Coupling of GIS and Matlab for climatic zoning validation for building energy efficiency applications

Abstract

Climatic zoning validation has important implications in the global energy panorama, however little is known about this subject. A recent study introduced a procedure to address this gap, as part of the postdoctoral research project currently developed in Brazil. This procedure consists in quantifying the level of mismatch between climatic zones and building performance obtained through simulation. To quantify such mismatch, maps representing the performance of the building stock targeted in the climatic zoning are compared with climatic zoning boundaries using a new climatic zoning quality index, the Mean Percentage of Misclassified Areas (MPMA). This index is useful for highlighting qualities and deficiencies of existing climatic zoning methodologies. However, further research is needed to apply this method in complex scenarios. One of the challenges for its application is the difficulty of handling large datasets, with several variables sparsely distributed in space.

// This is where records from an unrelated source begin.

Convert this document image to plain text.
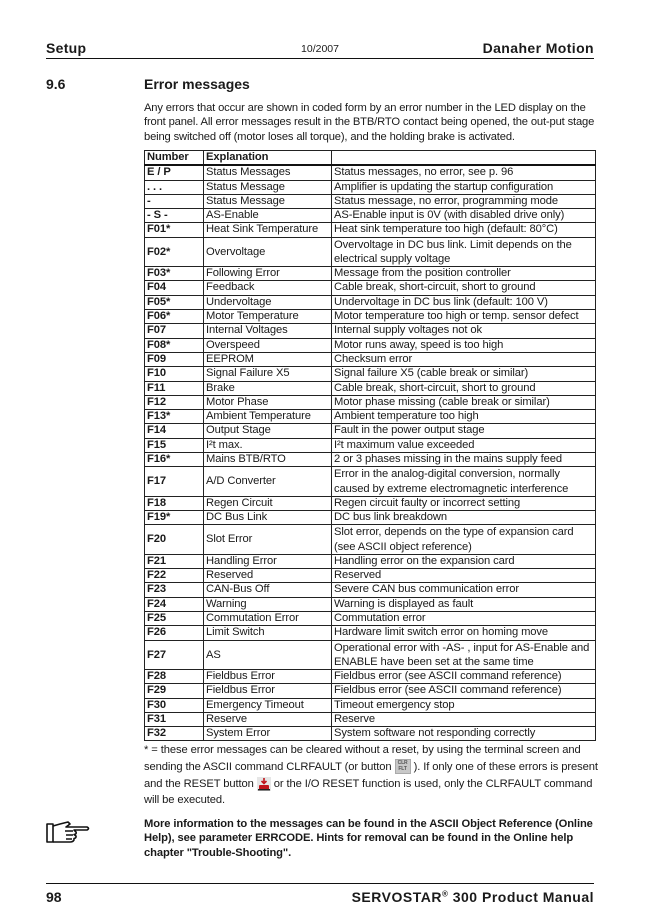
Setup	10/2007	Danaher Motion
9.6	Error messages
Any errors that occur are shown in coded form by an error number in the LED display on the front panel. All error messages result in the BTB/RTO contact being opened, the out-put stage being switched off (motor loses all torque), and the holding brake is activated.
Number	Explanation	
E / P	Status Messages	Status messages, no error, see p. 96
. . .	Status Message	Amplifier is updating the startup configuration
-	Status Message	Status message, no error, programming mode
- S -	AS-Enable	AS-Enable input is 0V (with disabled drive only)
F01*	Heat Sink Temperature	Heat sink temperature too high (default: 80°C)
F02*	Overvoltage	Overvoltage in DC bus link. Limit depends on the electrical supply voltage
F03*	Following Error	Message from the position controller
F04	Feedback	Cable break, short-circuit, short to ground
F05*	Undervoltage	Undervoltage in DC bus link (default: 100 V)
F06*	Motor Temperature	Motor temperature too high or temp. sensor defect
F07	Internal Voltages	Internal supply voltages not ok
F08*	Overspeed	Motor runs away, speed is too high
F09	EEPROM	Checksum error
F10	Signal Failure X5	Signal failure X5 (cable break or similar)
F11	Brake	Cable break, short-circuit, short to ground
F12	Motor Phase	Motor phase missing (cable break or similar)
F13*	Ambient Temperature	Ambient temperature too high
F14	Output Stage	Fault in the power output stage
F15	I²t max.	I²t maximum value exceeded
F16*	Mains BTB/RTO	2 or 3 phases missing in the mains supply feed
F17	A/D Converter	Error in the analog-digital conversion, normally caused by extreme electromagnetic interference
F18	Regen Circuit	Regen circuit faulty or incorrect setting
F19*	DC Bus Link	DC bus link breakdown
F20	Slot Error	Slot error, depends on the type of expansion card (see ASCII object reference)
F21	Handling Error	Handling error on the expansion card
F22	Reserved	Reserved
F23	CAN-Bus Off	Severe CAN bus communication error
F24	Warning	Warning is displayed as fault
F25	Commutation Error	Commutation error
F26	Limit Switch	Hardware limit switch error on homing move
F27	AS	Operational error with -AS- , input for AS-Enable and ENABLE have been set at the same time
F28	Fieldbus Error	Fieldbus error (see ASCII command reference)
F29	Fieldbus Error	Fieldbus error (see ASCII command reference)
F30	Emergency Timeout	Timeout emergency stop
F31	Reserve	Reserve
F32	System Error	System software not responding correctly
* = these error messages can be cleared without a reset, by using the terminal screen and sending the ASCII command CLRFAULT (or button CLR
FLT ). If only one of these errors is present and the RESET button  or the I/O RESET function is used, only the CLRFAULT command will be executed.
More information to the messages can be found in the ASCII Object Reference (Online Help), see parameter ERRCODE. Hints for removal can be found in the Online help chapter "Trouble-Shooting".
98	SERVOSTAR® 300 Product Manual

This data manipulation can be time consuming and prone to errors, leading to results with high levels of uncertainty. Recent advancements facilitating new insights in this topic are the increased access to programming, high-performance computing and the popularization of Geographic Information Systems (GIS). Despite such advancements, there are few studies dealing with climatic zoning validation. In this context, this study proposes a procedure for dealing with the complexity of the performance-based climatic zoning validation by coupling programming and GIS. This procedure explores the interoperability between the Mapping toolbox of Matlab and the ArcGIS version 10.5 to automate the post-processing of building performance data to calculate the MPMA. The procedure will be tested using simulations results in terms of Energy Use intensity of one building archetype of the DOE Commercial building stock of the U.S. and the ASHRAE Climatic zones. The results of this research will allow further developments to test the robustness of the Performance-based climatic zoning method, providing the means to explore complex climatic zoning validation scenarios efficiently and accurately. Results of this study will contribute to the development of a solid mechanism to explore and validate complex climatic zoning methodologies, such as the Brazilian case. Object of study of the Postdoctoral research currently developed in Brazil.